Overview
This model, blackhao0426/pref-extractor-qwen3-0.6b-full-sft, is a specialized preference extraction model built upon the Qwen3-0.6B architecture. Its primary function is to analyze conversational turns between a user and an AI assistant and output structured JSON representing user preferences. Each preference is defined by a (condition, action, confidence) tuple, allowing for granular and contextual understanding of user needs.
Key Capabilities
- Structured Preference Extraction: Converts natural language dialogue into machine-readable JSON objects, detailing user preferences as condition-action rules.
- Lightweight Design: Based on the 0.6B parameter Qwen3 model, offering efficient deployment and inference.
- High Recall: Achieves 97.5% recall in preference extraction, intentionally over-extracting to ensure no preferences are missed, with a downstream filtering mechanism expected.
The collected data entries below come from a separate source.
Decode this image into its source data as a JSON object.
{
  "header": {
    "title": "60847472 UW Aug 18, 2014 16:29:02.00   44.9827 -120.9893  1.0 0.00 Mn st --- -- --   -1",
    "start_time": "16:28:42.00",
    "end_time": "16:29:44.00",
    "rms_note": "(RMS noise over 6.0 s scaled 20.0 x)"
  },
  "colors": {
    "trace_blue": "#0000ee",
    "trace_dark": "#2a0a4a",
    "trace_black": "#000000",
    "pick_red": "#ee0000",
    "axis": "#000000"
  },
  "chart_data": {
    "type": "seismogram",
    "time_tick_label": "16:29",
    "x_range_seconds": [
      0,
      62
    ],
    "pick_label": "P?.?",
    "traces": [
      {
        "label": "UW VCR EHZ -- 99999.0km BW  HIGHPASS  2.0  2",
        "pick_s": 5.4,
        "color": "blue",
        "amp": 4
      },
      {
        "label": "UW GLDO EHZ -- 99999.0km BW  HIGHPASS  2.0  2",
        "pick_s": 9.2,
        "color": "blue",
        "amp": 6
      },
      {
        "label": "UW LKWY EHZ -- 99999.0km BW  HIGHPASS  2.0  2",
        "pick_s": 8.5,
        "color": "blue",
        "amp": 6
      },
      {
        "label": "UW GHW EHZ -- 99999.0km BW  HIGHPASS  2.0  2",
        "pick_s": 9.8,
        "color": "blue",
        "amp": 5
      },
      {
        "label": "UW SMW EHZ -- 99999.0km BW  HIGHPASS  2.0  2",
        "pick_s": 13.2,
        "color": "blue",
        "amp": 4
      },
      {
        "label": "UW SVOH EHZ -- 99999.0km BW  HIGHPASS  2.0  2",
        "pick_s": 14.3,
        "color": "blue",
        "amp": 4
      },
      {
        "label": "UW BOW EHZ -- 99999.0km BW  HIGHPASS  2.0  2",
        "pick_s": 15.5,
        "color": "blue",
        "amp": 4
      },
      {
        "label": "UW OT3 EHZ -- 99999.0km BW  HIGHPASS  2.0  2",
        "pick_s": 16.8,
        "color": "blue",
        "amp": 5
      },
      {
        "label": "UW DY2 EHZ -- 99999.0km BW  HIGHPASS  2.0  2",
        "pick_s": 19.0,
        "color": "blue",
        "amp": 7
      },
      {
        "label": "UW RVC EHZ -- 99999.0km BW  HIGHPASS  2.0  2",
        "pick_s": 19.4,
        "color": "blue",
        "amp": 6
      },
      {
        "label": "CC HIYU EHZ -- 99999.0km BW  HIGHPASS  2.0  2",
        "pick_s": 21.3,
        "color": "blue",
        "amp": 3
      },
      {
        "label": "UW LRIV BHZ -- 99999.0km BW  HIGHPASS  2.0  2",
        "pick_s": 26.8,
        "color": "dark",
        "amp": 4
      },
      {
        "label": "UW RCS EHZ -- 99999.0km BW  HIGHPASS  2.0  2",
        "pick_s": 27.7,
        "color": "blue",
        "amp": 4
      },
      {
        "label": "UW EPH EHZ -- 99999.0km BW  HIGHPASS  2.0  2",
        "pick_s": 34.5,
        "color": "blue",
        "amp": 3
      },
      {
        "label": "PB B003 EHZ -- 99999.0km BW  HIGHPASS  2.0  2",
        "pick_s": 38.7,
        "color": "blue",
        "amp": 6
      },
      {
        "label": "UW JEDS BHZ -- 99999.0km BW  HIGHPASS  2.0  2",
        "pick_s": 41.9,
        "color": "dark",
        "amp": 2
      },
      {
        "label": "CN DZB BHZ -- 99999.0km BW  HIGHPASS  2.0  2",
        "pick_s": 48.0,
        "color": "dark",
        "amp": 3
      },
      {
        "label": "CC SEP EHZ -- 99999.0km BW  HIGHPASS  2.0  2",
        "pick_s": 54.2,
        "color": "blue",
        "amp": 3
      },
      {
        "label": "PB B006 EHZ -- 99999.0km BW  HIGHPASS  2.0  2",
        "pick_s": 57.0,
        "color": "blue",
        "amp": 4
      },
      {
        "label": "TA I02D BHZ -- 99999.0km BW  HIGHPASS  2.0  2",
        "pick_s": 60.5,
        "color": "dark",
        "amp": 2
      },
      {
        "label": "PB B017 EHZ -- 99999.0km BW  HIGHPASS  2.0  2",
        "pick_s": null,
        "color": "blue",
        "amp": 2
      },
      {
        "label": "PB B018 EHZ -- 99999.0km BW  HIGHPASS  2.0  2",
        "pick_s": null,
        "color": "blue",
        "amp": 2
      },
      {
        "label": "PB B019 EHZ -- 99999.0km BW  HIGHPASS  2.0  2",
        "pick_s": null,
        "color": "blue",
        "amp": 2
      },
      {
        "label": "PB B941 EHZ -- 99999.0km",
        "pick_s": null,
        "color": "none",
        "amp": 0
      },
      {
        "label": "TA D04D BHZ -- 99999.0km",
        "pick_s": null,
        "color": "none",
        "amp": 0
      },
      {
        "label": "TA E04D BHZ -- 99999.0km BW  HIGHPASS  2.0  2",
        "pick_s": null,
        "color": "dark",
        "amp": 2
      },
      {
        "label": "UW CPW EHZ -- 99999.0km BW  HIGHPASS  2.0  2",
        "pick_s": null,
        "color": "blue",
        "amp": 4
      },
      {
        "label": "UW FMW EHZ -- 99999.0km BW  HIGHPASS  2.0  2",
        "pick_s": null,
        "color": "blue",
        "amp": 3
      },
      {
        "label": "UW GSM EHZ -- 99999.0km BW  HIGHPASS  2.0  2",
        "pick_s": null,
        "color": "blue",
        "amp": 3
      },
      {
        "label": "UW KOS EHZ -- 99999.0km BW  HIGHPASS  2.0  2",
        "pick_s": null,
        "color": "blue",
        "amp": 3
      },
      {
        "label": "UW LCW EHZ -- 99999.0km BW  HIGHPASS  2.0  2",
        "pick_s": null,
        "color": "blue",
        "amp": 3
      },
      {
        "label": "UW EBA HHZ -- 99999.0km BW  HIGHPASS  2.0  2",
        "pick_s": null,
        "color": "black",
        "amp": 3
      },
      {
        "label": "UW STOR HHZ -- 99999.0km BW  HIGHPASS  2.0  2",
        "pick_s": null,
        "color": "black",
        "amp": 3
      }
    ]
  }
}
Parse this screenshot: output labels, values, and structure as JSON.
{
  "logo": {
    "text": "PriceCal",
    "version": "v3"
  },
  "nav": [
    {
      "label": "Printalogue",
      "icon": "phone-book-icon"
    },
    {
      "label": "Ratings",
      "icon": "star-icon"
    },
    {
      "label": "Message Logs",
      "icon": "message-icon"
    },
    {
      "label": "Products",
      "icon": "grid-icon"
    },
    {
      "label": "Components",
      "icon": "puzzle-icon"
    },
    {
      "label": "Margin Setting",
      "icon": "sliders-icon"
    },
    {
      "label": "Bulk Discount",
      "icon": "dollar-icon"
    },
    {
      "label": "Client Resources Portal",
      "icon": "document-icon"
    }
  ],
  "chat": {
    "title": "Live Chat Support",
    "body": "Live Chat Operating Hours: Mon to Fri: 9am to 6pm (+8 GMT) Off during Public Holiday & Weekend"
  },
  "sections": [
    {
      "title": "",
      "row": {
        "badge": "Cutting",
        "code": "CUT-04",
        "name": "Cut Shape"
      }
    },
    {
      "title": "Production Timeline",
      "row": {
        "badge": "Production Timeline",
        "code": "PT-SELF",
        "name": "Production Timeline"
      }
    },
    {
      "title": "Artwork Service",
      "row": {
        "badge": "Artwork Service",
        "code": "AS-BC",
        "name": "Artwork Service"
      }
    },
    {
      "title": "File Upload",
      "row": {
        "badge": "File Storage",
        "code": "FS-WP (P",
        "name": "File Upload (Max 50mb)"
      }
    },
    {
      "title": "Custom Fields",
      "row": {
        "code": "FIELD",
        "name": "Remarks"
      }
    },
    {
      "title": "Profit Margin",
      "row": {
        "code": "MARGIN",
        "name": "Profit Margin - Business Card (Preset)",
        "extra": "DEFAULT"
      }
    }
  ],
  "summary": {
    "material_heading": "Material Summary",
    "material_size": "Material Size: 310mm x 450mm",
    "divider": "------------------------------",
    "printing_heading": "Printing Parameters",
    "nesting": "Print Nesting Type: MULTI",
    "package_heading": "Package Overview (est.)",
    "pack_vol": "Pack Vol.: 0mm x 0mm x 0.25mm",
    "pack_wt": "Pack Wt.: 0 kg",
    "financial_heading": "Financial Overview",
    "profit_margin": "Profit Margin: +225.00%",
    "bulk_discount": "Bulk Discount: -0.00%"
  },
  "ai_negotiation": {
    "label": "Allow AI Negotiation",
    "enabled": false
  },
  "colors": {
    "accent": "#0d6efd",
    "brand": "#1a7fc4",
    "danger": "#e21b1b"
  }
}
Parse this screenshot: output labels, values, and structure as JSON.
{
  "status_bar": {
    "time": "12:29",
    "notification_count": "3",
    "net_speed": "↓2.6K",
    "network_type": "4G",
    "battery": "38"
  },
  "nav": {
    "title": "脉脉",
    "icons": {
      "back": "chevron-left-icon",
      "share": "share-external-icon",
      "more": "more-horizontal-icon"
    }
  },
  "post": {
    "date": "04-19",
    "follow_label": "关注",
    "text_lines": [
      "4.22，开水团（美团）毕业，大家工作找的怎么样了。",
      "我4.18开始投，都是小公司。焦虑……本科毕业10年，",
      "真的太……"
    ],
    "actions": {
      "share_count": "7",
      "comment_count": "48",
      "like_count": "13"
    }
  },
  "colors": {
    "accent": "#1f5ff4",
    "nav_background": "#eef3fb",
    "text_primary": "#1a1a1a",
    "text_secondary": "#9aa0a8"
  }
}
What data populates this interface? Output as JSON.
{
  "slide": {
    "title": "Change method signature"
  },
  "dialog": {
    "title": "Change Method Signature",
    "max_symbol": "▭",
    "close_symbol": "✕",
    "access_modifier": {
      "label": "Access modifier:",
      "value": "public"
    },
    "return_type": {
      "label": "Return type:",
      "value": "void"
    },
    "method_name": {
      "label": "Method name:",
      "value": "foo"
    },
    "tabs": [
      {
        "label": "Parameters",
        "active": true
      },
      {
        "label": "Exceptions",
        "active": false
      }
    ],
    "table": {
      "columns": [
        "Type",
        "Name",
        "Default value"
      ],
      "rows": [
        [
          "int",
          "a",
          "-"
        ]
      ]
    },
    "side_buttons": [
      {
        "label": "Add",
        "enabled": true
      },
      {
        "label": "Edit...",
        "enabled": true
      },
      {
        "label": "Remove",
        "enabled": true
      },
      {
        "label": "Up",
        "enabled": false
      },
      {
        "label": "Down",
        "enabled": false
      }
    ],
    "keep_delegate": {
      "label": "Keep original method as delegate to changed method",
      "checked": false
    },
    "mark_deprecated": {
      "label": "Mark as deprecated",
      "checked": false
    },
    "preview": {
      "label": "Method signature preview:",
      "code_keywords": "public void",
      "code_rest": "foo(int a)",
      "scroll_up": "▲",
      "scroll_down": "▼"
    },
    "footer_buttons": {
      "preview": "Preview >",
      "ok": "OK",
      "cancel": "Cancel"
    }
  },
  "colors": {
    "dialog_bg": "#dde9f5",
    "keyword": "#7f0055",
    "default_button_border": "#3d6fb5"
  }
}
- Core Component of VARS: Integral to the VARS (Vector-Adapted Retrieval Scoring) framework, which aims to create personalized LLM assistants by modeling user preferences from interactions.
Performance & Training
Evaluated on a held-out test set, the model demonstrates 99.7% JSON validity and 97.5% recall, with a precision of 37.7%. It was trained for 1 epoch on the blackhao0426/user-preference-564k dataset, comprising 564,000 examples, using LLaMA-Factory with a learning rate of 2e-05.
Good For
- Developers building personalized LLM agents that need to adapt their behavior based on explicit or implicit user preferences.
- Applications requiring structured extraction of user interaction patterns for further processing or analysis.
- Research into user preference modeling and retrieval-augmented interaction in conversational AI systems.